He descubierto en la última semana algo que, como escritora, no había experimentado todavía: el vacío, la soledad, el verdadero miedo; un pánico más atávico que el de la exposición de la obra al lector, que, se dice por ahí, es el mayor de los temores de un autor.
¿Os cuento un secreto?
La obra ya es historia cuando ve la luz, el parto se produjo hace tanto tiempo… Es el momento de sacar al príncipe heredero por la ventana, pero la madre ya hace rato que olvidó el dolor de las contracciones, el desgarro. Eso, como autora, forma parte de lo normal, pero, después de cinco años compartiendo mesa, cama y desvelos con los mismos personajes, veo cercano el momento de decirles adiós y duele, vaya si duele, como una mudanza a un lugar desconocido y nada amable.
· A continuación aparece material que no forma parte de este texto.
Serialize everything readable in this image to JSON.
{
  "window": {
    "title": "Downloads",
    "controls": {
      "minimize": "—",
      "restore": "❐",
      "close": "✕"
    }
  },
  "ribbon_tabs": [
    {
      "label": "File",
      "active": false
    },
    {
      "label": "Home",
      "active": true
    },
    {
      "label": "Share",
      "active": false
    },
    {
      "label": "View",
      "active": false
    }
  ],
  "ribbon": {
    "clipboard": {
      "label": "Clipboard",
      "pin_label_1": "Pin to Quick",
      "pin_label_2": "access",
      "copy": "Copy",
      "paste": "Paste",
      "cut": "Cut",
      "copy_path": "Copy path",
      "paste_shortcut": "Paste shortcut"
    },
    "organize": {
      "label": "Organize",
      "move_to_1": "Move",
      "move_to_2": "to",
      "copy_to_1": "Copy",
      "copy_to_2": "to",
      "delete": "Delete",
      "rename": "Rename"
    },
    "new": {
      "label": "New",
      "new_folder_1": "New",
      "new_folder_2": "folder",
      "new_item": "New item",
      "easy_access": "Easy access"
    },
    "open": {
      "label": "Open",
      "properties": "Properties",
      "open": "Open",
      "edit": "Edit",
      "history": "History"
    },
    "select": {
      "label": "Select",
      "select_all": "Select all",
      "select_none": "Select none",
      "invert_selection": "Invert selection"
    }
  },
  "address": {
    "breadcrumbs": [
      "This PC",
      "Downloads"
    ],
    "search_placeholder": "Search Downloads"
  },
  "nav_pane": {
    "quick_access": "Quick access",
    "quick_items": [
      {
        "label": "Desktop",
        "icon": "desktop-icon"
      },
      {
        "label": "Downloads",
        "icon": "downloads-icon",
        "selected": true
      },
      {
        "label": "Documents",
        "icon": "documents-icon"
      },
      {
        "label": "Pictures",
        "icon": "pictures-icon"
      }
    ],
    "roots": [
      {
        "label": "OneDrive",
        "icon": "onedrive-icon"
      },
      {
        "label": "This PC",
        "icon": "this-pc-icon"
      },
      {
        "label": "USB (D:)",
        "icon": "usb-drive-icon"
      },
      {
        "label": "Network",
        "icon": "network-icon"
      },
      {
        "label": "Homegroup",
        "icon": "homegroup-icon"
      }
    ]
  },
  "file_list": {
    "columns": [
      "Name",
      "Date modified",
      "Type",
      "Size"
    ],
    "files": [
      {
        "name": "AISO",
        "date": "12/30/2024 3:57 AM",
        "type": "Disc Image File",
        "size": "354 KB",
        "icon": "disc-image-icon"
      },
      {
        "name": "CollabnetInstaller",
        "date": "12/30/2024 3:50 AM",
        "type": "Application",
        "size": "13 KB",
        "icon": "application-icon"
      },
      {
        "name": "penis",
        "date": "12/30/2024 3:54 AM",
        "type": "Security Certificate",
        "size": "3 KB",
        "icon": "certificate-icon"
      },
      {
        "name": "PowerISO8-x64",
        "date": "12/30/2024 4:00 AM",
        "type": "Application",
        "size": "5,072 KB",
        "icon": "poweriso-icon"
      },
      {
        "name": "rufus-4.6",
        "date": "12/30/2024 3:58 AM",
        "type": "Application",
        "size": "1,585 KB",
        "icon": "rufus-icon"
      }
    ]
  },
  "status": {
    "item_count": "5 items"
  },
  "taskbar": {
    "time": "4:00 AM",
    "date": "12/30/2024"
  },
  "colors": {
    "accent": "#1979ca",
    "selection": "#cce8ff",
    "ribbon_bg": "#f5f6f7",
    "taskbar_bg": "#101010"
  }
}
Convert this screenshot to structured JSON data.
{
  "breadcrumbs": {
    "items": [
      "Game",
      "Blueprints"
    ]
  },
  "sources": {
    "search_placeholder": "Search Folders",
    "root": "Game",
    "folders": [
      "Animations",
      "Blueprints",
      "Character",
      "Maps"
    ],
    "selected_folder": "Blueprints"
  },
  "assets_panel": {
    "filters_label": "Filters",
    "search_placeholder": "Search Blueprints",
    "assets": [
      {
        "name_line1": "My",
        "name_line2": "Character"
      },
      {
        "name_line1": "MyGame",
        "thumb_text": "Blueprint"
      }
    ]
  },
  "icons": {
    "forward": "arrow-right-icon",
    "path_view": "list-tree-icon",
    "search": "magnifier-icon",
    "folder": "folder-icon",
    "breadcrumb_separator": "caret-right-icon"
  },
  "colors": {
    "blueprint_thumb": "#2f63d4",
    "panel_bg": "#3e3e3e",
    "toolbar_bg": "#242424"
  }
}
Casi es más fácil cuando los matas, sabes que han de morir de antemano, el duelo empieza incluso antes de la primera palabra y, cuando llega el momento, se llora, pero menos; hay vacío, pero está justificado.
Estas últimas semanas, mis tres personajes, mis almas gemelas (me he enamorado de ellos, lo admito) han estado más presentes que nunca mientras unía los últimos hilos. Mientras movía las escenas de sitio ellos miraban desde los folios amontonados sobre la mesa, desconcertados, porque antes, llegados a un lugar concreto de la historia, tenían un tatuaje que, de pronto, no aparecerá hasta el final. Uno de ellos llegó a suplicarme, con sus ojos castaños y los brazos descolgados tras los que caían su violín y su arco, que le dijera si ya le tocaba entrar en pánico, como si fuera un actor pendiente de entrar en escena sin libreto para saber el pie.
Los otros dos, de naturaleza más paciente, han perdido los papeles cuando he pospuesto por enésima vez escribir su momento más íntimo. Me han llamado sinvergüenza, y cagada, y cruel, y otras cosas que no puedo repetir, porque lo que más me hería eran sus cuatro ojos verdes clavados en los míos, sobre todo los de ella, que debería entender lo que me pasa, pero no está por la labor y lo comprendo, es su vida la que gobierno sin piedad, yo también me enfadaría.
Ahora me doy cuenta de que los he dejado en la inopia por puro egoísmo; que ellos ignoraran cuándo cantar, cuándo cenar, cuándo besarse, me daba margen para mantenerlos a mi lado un poquito más, y ahora que las líneas, los atajos, ya forman parte de un mapa perfecto con sus ciudades, sus ríos, sus montañas, su norte y su oeste, sin haber escrito aún las últimas palabras, la despedida se me ha hecho cierta y me ha encogido el corazón.
Ahora que ellos son nítidos, sus ojos limpios, sus intenciones claras; sus pasados, sus presentes y sus futuros no tienen secretos para mí, ahora que nos entendíamos a las mil maravillas, precisamente ahora, nos decimos adiós. Ellos se quedarán tumbados junto al tronco del río, y el plano se abrirá alejándome de ellos, que seguirán vivos, en cualquier otro lugar en el que ya no estaré yo.